# gerbil cages (with pics please)



## rabbitritz (Feb 20, 2013)

So I am hopefully getting gerbils soon and I can't find a cage that seems suitable for a pair or three, I have looked at the pets at home ones but I'm not a fan of the wire top. I am looking for inspiration, I can't buy a £200 tank but I don't want them squished. Please show your tanks or cages thank you. :biggrin:


----------



## HazelandDan (Apr 22, 2012)

Hey,

It's so good that you're researching housing before you get your gerbils... you obviously have already got a good idea of what you're looking for as you want two or more gerbils and you know you need a large tank. 

I'm with you on price, the cost of large glass tanks can be ridiculous. I have an ikea detolf cabinet on its back for our two girls and they absolutely adore it. Its a brilliant size nearly 1.7 m long about 40 cm deep and 40cm high, although maybe a little too shallow for them - i've just over filled it with substrate and they've made the best tunnels ever!

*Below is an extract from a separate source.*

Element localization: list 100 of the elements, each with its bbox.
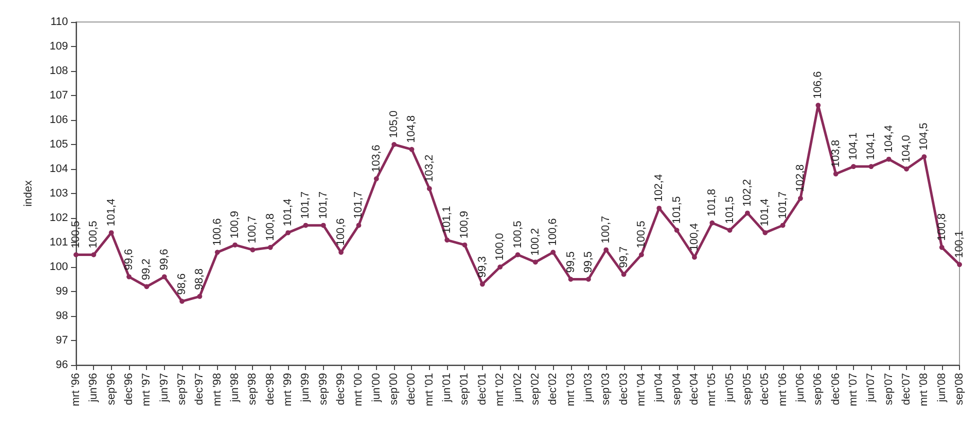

The detolf is amazing, we got ours second hand for £15, but it's only £40 brand new. If you want something a little smaller but for good value, i suggest either making a 'bin cage' from a plastic storage box, such as a 'really useful box' or looking for second hand aquariums and other tanks on ebay etc.

We have a really large box that we bought to put the gerbs in while we travel home for christmas etc, but now we keep the hamster in it. £15 (including lid) for a really large storage box, but beware the gerbils could chew through the internal corners over time, ours haven't yet though.

SAMLA Box - black, 39x28x14 cm/11 l - IKEA

I think it's best to avoid anything with bars/wire because they seem to obsessively chew on them, which can damage their teeth - glass is the best material for gerbs 

hope you find something suitable for your future gerbils 

Hazel xxx


----------



## rabbitritz (Feb 20, 2013)

Wow that looks really good I might just get the detolf :biggrin:


----------



## Peapet (Feb 8, 2013)

Wow that looks great. I used 3ft tanks for gerbils.
If you can find one that's been leaking or has a small crack, it shouldn't cost much


----------